Cell-type specific inactivation of sumoylation during mouse spermatogenesis - Abstract. Previous studies from our laboratory have obtained evidence implicating sumoylation in
regulation of different events during spermatognenesis. SUMO is abundantly expressed in germ cells from
different species, and the localization pattern suggests diverse and potentially multiple roles of sumoylation
in testicular function. We have also performed a broad-spectrum cell-specific identification of SUMO targets
in purified mouse germ cells. Numerous proteins with important roles during mitosis, meiosis and spermatid
differentiation have been identified. Level of sumoylation correlated with the proliferation activity of germ
cells. Notably, in mouse spermatocytes, inhibition of global sumoylation with the inhibitor Ginkgolic acid
(GA) arrested cells at the G2/M1 checkpoint in vitro due to the inability of spermatocytes to condense
chromatin and disassemble their synaptonemal complexes (SC). Our preliminary data show that Polo
kinase1 (PLK1) and Aurora B (AURKB) are activated upon G2/M meiotic transition, but significantly
inhibited upon inhibition of sumoylation. Since PLK1and AURKB are responsible for the disassembly of the
SC and chromatin condensation, respectively, these kinases are "at the right place, at the right time" to at
least, in part, explain the meiotic arrest. However, definite evidence regarding the importance of
sumoylation and its targets in germ cells in vivo is lacking because of the embryonic lethality of mice with
inactivated sumoylation machinery. The specific aims of the current application will be: 1) To perform a cell-
specific inactivation of sumoylation and characterize the consequences of this inactivation in mitotic
spermatogonia, meiotic spermatocytes and differentiating spermatids in vivo using a UBA2 (SUMO-
activating enzyme) loxP mouse model that we possess as well as commercially available mouse models
expressing Cre recombinase in the corresponding germ cells; 2) To dissect the molecular events regulated
by sumoylation in spermatocytes through analysis of the activity, interacting partners and phosphorylation
status of known downstream targets of PLK1 and AURKB upon inhibition of sumoylation in vivo and in vitro.

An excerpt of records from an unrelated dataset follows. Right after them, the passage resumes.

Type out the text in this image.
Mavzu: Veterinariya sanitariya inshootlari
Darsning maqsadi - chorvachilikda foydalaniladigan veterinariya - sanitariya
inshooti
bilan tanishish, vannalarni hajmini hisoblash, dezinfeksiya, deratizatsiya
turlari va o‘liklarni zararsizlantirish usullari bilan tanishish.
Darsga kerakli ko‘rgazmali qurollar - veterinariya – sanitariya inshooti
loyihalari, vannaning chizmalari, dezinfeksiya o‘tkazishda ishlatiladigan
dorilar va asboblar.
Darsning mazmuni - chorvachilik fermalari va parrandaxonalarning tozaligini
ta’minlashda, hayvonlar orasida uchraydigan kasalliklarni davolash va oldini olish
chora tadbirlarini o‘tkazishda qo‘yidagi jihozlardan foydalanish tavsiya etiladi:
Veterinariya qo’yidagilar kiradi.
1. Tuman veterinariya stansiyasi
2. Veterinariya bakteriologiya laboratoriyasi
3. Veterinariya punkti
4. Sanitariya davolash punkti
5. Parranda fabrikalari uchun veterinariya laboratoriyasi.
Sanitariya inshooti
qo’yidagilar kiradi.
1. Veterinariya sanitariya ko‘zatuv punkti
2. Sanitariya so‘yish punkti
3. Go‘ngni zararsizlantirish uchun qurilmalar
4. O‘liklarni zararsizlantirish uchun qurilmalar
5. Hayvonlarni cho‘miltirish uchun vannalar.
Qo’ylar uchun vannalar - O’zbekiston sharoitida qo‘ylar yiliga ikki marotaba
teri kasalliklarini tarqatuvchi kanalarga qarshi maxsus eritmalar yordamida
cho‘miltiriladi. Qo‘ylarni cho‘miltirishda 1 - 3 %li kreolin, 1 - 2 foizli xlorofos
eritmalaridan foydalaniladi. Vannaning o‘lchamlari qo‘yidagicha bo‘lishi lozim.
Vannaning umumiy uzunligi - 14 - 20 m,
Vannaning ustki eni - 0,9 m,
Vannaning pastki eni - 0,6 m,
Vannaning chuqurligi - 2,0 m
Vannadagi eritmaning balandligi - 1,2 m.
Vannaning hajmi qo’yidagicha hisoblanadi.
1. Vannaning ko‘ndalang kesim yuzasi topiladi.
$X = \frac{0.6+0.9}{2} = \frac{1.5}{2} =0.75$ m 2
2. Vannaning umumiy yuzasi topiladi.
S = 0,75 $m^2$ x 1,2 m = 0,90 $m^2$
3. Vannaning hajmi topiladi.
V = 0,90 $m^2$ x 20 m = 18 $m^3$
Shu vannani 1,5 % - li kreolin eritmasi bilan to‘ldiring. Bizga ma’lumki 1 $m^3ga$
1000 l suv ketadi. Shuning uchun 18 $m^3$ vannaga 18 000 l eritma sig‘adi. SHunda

Together, the proposed research and follow-up studies will advance knowledge across the field of germ cell
biology by the characterization of post-translational modification networks necessary for the progression
throughout spermatogenesis. A significant part of the proposed project will be conducted by undergraduate
students who will have the opportunity to use state-of-the-art equipment, learn hypothesis generation and
practice basic and advanced biomedical techniques. They will be involved in germ cell isolation, preparation
of cell lysates, western blot, PCR, microscopy, and bioinformatics analyses. Opportunities to participate in
research early in their careers will give students a better understanding of a career in science and will
motivate them to pursue their education in STEM fields.